Markus Streit: Es werden zum Beispiel auch Lebensmittel und Kleidung gesammelt, um sie in die Kinderdörfer zu bringen. Außerdem gehen die Jugendlichen in die umliegenden armen Gemeinden und spielen mit den Kindern oder zeigen ihnen, wie man einen kleinen Garten anlegt. Das sind wertvolle Erfahrungen für die nph-Schützlinge.

Soziales Engagement bedeutet für die nph-Schützlinge, dass sie sich um andere kümmern, wie hier im Altenheim.
Soziales Engagement bedeutet für die nph-Schützlinge, dass sie sich um andere kümmern, wie hier im Altenheim.

nph: Warum ist die Erfahrung der bedingungslosen Liebe so essentiell für die religiöse Entwicklung des Kindes?

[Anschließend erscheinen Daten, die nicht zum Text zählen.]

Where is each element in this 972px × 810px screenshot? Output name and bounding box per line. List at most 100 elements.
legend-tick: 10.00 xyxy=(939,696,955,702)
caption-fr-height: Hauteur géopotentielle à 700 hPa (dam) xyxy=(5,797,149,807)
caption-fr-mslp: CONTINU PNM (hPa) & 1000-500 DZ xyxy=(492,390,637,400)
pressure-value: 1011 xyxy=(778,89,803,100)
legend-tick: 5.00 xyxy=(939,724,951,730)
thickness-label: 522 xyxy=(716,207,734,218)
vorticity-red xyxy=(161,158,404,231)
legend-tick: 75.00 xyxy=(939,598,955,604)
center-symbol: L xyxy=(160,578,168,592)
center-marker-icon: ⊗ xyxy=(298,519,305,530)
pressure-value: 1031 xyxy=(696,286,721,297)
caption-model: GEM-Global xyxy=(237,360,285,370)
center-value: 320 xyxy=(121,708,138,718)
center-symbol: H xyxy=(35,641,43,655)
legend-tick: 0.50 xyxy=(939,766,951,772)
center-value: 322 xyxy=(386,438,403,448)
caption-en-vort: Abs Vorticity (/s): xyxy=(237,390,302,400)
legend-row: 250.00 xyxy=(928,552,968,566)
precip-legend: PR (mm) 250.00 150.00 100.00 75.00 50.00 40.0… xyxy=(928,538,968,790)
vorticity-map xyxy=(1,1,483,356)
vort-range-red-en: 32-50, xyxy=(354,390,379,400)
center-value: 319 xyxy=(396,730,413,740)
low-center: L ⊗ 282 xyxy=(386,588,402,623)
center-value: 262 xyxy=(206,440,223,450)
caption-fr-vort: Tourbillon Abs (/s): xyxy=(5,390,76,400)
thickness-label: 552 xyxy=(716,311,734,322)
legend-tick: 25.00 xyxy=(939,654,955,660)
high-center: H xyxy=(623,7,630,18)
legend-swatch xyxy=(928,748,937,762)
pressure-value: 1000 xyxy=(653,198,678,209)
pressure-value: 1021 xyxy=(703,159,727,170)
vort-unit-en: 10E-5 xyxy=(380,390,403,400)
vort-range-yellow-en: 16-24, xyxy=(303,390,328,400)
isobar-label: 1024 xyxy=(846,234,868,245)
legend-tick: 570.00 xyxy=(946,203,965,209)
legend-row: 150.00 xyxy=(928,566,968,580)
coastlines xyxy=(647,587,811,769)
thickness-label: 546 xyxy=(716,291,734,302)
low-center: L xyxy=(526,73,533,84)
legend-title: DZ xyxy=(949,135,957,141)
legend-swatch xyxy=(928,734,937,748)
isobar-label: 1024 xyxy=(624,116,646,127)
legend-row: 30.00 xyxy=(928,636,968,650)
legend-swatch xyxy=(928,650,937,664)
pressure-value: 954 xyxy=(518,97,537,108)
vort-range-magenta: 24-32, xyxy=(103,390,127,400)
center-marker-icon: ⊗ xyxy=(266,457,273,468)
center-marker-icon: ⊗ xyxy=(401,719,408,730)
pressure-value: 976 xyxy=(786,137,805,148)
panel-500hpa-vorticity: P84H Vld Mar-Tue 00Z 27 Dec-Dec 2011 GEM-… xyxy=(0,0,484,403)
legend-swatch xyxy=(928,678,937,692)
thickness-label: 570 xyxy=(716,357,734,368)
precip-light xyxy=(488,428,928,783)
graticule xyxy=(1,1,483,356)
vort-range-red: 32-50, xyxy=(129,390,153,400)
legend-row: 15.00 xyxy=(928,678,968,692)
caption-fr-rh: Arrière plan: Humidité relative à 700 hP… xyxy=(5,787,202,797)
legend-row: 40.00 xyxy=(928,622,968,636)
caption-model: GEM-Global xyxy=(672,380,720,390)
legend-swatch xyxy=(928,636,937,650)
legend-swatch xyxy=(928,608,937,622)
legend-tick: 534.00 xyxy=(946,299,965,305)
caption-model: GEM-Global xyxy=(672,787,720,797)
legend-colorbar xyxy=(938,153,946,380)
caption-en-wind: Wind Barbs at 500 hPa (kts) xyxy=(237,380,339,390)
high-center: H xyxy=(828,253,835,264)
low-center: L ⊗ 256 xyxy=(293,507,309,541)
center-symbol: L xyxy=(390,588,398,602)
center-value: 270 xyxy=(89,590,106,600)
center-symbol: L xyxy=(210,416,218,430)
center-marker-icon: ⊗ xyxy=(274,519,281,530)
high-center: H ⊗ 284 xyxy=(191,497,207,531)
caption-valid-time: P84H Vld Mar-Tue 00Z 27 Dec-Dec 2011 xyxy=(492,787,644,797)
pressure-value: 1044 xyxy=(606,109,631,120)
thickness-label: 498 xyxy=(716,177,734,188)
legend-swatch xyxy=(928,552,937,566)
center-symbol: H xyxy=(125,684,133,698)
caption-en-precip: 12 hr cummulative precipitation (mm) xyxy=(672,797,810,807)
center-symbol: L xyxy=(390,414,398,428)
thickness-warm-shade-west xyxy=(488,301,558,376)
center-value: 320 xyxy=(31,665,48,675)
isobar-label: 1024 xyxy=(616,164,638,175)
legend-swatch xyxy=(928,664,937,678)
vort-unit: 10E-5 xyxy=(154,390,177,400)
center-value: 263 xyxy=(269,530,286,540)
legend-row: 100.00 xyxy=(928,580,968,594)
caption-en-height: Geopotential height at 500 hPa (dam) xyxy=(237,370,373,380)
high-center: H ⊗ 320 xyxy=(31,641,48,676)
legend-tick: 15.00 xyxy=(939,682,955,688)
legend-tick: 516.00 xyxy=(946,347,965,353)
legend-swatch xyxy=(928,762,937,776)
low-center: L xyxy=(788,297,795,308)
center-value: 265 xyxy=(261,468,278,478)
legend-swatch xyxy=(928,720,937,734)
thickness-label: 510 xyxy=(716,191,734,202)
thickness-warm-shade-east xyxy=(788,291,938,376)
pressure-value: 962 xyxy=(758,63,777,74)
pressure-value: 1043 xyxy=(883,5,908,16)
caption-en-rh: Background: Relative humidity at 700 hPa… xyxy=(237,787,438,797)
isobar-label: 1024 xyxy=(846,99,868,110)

Markus Streit: Das liegt im Urvertrauen begründet. Wächst ein kleiner Mensch in einer positiven Welt auf, in der alle Bedürfnisse nach Essen, Trinken oder Zärtlichkeit gestillt werden, entwickelt sich ein positives Vertrauen in das Leben. Erlebt ein Kind aber körperliche Gewalt oder Trennung, so entstehen Vertrauensbrüche. Die können wieder heilen, aber dafür braucht es Zeit und eine liebevolle Umgebung.

Für Padre Wasson war das ein wichtiger Punkt bei der christlichen Botschaft. Er sagte immer, wir brauchen Menschen, die das Leben lieben, und das müssen wir unseren Schützlingen vorleben. Das Urvertrauen ins Leben selbst, das ist der Grundbestandteil der christlichen Lehre.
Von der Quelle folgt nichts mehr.